Symptoms common to hypothyroidism are:
- Feeling tired all the time – having a hard time getting up in the morning.
- Weight gain or unable to loose weight no matter how hard you try.
- Swollen, thick, puffy or dry skin
- Dry hair or hair loss
- Intolerance to cold – may feel cold even in heated room or the summer
- Heavy or lack of menstrual cycles
- Memory loss or slowed thinking
Feeling tired all the time can take its toll on the body but hypothyroidism is treatable. It may take your doctor awhile, working with you, to find the proper dose and type of medication that works best for you. Some symptoms will disappear more quickly than others. With a little patience you will soon feel like your old self again.
Living Well With a Thyroid Disorder
Being a victim of a thyroid disorder can be overwhelming. It may seem like your life will never be the same again. The symptoms can be painful and drag you down. But be assured there is hope. You can live a full and happy life in spite of thyroid problems.
The first step is seeking treatment. Find a good doctor who specializes in thyroid problems and make an appointment. Follow up and maintain contact with your doctor. Work with your doctor on a prescribed plan of treatment and stick to it.
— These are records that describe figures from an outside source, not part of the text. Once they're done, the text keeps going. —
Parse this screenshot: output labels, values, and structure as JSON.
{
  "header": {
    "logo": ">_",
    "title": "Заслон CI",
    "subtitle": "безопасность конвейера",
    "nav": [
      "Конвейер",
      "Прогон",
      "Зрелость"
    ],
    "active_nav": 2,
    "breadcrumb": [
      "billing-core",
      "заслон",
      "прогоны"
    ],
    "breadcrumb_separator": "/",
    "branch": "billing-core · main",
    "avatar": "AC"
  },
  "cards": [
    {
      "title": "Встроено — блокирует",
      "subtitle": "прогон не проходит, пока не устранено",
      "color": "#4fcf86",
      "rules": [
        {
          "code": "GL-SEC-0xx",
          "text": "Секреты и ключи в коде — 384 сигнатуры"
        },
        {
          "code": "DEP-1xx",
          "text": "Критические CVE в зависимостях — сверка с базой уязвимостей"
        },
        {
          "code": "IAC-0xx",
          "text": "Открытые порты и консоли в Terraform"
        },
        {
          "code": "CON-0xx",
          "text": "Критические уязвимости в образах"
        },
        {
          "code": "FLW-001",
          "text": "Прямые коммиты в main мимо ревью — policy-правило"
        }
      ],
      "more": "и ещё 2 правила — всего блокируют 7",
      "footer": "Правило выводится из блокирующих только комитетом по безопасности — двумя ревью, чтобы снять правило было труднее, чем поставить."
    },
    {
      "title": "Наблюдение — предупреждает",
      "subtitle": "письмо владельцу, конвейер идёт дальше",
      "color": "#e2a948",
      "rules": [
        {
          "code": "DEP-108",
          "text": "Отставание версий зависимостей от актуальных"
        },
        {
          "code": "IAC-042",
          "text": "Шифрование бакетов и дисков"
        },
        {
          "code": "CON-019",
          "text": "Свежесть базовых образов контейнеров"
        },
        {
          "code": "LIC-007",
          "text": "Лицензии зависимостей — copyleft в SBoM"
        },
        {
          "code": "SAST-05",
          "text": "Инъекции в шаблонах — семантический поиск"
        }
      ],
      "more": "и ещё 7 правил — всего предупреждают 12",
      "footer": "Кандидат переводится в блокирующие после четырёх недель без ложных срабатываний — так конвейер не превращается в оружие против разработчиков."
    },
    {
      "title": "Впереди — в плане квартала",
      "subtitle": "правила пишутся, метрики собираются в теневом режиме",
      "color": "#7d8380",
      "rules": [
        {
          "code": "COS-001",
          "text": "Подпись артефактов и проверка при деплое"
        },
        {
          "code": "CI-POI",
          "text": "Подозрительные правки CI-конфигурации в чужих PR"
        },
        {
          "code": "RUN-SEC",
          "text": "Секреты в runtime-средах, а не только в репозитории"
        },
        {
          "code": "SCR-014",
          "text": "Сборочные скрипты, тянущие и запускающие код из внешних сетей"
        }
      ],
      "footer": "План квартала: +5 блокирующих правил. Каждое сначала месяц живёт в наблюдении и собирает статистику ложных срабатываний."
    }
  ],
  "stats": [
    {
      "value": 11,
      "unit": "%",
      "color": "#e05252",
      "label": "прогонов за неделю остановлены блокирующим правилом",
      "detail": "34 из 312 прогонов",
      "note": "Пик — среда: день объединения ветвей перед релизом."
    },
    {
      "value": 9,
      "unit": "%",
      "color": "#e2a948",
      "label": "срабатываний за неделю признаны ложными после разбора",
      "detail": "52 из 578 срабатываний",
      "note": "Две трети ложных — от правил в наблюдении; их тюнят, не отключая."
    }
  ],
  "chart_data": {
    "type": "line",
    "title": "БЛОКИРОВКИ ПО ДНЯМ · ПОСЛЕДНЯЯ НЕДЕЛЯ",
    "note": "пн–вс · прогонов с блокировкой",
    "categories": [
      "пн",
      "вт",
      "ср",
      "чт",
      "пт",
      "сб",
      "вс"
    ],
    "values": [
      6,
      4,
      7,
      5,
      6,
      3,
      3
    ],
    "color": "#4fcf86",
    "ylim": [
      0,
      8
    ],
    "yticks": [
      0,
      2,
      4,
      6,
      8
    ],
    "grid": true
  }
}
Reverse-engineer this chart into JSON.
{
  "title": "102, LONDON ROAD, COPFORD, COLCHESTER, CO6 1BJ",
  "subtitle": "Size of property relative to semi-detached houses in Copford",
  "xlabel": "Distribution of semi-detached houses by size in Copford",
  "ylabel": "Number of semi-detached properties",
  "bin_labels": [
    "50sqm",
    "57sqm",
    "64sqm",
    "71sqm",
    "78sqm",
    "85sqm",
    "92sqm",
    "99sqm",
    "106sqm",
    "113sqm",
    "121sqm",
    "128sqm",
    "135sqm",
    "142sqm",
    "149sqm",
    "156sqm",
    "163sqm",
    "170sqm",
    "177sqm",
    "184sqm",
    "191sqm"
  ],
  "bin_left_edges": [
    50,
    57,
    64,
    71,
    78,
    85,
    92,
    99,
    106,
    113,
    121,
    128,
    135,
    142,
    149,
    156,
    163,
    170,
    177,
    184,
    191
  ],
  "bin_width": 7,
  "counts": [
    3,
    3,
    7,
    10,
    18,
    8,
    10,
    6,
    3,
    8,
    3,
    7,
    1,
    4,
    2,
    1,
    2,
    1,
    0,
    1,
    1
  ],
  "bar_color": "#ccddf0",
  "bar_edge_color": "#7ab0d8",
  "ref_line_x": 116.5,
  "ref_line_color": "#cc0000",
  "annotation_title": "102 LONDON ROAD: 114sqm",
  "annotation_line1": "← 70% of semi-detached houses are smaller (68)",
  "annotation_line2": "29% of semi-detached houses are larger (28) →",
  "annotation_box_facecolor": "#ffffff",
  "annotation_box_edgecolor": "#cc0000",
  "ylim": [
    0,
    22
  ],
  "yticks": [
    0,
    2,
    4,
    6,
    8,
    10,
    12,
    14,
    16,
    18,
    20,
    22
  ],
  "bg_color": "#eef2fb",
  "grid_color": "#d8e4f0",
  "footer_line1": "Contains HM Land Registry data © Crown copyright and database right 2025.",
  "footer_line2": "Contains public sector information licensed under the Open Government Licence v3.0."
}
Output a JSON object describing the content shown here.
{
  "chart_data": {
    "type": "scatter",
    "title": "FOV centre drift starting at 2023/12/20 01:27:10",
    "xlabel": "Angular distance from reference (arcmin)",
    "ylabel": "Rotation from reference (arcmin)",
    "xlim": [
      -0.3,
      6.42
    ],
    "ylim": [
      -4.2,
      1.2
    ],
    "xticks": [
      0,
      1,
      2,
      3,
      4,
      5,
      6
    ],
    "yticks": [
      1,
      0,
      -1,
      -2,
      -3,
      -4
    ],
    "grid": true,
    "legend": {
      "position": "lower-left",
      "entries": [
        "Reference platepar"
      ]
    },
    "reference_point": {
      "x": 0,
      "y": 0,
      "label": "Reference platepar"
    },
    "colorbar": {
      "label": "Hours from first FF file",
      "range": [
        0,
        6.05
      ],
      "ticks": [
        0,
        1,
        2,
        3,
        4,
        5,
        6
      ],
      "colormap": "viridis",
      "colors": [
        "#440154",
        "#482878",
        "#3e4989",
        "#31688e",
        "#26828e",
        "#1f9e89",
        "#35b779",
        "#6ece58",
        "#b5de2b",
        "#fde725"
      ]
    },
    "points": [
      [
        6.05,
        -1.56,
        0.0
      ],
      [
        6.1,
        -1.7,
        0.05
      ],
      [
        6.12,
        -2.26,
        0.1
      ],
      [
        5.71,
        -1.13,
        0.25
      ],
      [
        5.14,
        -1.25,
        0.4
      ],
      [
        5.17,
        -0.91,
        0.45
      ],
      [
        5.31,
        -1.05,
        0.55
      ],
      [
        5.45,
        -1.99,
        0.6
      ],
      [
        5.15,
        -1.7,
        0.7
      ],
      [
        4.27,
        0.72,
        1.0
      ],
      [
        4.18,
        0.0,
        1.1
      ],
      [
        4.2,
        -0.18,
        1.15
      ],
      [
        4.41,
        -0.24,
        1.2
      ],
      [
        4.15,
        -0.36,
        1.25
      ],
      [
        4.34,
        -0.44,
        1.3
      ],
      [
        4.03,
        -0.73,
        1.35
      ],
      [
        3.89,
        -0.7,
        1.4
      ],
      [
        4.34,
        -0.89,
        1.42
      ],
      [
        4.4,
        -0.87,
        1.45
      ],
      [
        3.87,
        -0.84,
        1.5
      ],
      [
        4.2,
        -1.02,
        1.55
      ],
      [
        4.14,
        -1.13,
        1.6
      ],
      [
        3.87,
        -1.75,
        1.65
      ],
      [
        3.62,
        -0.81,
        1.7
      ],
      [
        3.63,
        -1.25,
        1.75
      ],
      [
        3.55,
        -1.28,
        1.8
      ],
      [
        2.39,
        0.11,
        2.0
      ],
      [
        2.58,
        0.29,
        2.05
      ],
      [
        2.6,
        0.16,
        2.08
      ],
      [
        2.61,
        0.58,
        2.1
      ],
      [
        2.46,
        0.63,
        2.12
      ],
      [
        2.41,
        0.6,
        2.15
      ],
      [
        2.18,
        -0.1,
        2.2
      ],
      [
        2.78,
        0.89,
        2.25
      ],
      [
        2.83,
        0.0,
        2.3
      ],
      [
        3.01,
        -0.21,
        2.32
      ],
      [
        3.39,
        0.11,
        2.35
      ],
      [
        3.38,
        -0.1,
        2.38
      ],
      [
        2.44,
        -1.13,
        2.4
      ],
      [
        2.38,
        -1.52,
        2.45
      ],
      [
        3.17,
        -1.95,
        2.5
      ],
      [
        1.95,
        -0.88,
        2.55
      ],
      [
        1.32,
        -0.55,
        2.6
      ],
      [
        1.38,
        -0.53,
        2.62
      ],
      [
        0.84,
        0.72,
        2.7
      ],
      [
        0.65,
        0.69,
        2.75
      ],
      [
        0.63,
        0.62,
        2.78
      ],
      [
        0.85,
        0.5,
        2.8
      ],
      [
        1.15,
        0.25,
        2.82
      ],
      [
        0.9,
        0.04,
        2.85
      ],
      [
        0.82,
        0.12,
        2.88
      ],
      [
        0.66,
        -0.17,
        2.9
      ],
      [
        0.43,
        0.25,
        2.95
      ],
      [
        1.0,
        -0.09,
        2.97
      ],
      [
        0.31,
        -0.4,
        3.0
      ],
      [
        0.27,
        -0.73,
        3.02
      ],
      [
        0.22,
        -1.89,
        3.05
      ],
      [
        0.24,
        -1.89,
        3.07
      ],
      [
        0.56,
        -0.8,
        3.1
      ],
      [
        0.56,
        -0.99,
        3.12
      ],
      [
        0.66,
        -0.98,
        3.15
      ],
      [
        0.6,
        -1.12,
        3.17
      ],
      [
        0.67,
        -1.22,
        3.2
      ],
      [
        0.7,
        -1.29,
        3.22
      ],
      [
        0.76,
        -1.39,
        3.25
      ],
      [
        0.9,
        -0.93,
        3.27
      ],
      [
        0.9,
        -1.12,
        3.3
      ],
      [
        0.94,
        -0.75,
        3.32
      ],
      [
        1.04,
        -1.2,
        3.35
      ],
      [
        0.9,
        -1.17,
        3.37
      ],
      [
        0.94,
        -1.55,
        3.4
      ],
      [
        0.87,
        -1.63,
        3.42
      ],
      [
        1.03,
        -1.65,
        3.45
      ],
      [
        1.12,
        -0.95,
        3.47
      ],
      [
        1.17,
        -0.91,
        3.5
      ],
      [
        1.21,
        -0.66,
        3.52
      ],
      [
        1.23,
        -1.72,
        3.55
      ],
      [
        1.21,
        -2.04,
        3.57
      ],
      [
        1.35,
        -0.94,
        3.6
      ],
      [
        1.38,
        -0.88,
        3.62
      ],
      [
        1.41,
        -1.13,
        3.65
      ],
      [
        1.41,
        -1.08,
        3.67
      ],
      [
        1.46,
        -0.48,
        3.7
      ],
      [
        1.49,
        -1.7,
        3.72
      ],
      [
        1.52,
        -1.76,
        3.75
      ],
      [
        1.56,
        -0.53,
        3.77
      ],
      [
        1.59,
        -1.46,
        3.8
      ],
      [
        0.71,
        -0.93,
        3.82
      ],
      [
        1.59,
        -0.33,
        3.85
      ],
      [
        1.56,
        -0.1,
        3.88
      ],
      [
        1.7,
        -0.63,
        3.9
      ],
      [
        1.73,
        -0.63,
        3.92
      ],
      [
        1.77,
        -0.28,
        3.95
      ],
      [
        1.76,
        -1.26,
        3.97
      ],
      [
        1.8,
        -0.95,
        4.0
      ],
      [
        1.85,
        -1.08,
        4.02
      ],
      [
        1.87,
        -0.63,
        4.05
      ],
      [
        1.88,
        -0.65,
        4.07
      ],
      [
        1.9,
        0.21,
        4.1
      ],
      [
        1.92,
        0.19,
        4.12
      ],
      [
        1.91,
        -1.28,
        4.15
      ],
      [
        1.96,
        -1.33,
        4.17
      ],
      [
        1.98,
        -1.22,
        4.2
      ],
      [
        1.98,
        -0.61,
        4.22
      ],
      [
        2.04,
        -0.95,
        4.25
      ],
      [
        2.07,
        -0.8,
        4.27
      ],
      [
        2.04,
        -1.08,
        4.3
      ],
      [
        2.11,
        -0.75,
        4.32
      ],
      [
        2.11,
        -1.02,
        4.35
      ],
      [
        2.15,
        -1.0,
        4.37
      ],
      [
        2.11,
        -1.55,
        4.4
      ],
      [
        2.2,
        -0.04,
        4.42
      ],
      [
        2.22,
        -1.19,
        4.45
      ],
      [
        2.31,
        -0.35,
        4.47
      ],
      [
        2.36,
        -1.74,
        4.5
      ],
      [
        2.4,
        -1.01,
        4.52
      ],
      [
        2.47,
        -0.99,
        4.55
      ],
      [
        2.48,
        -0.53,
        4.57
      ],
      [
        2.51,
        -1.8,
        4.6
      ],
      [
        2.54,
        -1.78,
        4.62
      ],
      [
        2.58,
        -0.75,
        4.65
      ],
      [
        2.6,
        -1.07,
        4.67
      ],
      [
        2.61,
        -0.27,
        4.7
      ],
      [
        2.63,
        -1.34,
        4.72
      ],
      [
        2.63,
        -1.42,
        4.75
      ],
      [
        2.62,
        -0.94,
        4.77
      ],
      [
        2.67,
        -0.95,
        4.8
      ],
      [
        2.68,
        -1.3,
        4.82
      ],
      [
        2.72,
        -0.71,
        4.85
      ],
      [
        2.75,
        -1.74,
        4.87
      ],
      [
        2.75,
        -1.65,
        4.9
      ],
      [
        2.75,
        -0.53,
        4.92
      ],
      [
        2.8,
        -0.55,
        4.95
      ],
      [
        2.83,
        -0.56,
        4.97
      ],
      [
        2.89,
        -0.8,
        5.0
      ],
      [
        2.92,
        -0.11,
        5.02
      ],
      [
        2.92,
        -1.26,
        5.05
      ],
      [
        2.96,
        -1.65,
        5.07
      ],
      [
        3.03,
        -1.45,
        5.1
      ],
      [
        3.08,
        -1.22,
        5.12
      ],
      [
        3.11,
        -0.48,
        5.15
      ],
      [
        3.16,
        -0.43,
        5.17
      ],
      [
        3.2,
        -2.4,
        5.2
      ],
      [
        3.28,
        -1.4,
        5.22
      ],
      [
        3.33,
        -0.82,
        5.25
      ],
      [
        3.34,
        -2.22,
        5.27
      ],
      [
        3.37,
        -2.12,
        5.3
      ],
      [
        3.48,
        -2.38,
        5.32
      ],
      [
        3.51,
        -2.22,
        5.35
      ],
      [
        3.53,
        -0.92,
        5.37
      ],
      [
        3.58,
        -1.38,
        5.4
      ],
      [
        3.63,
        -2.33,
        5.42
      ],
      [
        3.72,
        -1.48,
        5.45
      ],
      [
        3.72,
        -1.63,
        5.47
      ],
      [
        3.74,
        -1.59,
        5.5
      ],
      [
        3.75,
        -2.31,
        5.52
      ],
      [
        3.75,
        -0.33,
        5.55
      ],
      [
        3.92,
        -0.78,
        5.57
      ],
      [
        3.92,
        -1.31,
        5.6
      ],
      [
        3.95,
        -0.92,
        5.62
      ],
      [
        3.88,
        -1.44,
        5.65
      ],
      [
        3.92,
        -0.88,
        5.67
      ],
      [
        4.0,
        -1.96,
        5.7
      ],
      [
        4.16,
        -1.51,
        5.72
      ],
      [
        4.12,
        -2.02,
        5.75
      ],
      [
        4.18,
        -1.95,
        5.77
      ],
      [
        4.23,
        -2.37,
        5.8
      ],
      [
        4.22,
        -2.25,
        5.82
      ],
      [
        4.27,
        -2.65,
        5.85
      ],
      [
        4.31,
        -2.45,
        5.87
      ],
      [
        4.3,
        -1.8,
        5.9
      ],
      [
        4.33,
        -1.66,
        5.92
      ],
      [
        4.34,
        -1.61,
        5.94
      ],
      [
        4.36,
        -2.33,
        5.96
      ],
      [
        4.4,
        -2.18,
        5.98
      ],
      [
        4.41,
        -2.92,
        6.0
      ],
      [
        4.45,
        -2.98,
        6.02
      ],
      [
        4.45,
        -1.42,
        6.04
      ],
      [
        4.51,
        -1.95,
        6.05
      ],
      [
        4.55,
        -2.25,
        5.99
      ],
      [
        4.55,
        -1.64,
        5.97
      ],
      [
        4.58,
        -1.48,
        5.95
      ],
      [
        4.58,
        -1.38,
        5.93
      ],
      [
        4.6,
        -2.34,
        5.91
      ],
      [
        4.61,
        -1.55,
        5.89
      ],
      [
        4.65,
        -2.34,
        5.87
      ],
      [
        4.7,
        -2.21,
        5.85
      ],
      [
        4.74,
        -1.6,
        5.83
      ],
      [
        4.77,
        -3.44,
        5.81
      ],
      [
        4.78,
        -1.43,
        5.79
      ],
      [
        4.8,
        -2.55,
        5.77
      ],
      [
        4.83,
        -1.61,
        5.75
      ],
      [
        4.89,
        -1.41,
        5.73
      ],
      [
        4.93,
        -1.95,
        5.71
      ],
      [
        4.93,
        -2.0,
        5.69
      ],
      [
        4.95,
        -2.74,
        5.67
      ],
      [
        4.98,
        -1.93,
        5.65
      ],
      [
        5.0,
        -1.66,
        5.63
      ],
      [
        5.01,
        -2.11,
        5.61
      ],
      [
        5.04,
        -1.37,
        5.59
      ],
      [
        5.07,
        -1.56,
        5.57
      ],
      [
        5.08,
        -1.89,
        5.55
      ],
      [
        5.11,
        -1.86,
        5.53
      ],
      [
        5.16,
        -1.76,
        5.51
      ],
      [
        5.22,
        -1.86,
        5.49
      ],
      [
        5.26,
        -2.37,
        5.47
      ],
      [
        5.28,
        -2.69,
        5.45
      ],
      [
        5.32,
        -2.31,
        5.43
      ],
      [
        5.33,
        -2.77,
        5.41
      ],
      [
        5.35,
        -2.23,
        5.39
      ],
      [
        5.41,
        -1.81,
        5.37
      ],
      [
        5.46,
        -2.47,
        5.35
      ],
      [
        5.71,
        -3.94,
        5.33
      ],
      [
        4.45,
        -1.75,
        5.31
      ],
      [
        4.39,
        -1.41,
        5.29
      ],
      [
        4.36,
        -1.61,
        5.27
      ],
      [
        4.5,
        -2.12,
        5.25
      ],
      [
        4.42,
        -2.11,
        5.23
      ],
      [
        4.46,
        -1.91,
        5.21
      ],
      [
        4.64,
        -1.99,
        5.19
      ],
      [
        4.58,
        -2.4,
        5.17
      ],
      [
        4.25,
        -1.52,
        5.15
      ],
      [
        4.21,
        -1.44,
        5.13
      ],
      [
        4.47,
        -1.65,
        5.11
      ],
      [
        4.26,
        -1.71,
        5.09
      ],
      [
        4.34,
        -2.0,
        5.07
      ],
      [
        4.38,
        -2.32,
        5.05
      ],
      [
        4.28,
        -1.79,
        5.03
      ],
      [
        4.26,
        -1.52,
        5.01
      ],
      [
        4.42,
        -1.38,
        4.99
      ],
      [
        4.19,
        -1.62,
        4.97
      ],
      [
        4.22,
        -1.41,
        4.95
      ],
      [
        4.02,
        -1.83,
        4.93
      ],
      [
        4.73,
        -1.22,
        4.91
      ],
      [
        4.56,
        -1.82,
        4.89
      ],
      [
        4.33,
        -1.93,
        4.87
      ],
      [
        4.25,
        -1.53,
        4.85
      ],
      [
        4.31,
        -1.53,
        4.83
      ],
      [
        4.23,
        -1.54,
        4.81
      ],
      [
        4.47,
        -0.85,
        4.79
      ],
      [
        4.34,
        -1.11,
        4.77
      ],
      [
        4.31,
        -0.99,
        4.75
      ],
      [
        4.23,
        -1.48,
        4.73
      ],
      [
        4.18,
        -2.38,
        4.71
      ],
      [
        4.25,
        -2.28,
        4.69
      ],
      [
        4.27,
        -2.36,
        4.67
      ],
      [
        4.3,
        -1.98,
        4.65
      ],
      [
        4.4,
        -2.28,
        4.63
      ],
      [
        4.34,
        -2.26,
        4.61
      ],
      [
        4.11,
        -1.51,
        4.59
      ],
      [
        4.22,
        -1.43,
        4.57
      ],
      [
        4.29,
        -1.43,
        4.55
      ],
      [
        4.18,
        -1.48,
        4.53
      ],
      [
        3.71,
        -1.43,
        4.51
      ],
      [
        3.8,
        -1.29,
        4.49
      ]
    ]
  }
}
Thyroid treatment is not something that can be done with a hit and miss method.
If the medications recommended are not working, talk to your doctor and change things. Be aggressive in helping yourself. Go to the library and read everything there is on your particular thyroid problem. Research medications and natural treatments. Make yourself a thyroid expert.
As with any disease or health issue, you will want to maintain a healthy diet. Avoid sugar and processed foods that can add to your problem. Find out which foods can hinder good thyroid production and which ones can boost an immune system. Research vitamins and supplements and ask your doctor which ones you should be taking. Eat regular meals and avoid junk food.
Walk, walk, walk. Getting plenty of exercise will do much towards building up a lagging thyroid. Even if you are tired try to walk some each day. Thirty minutes of exercise a day will have you feeling less tired and more energetic. It is not only good for the body but helps clear the mind as well.
Help Someone Else
You will not find this advice at your doctor’s office but volunteering and helping others is an excellent antidote for many ailments. And even if it does not cure you it will take your mind off your problems, which is always a plus. When you reach out to others you realize your problems, even physical ones, are not quite as bad as you thought.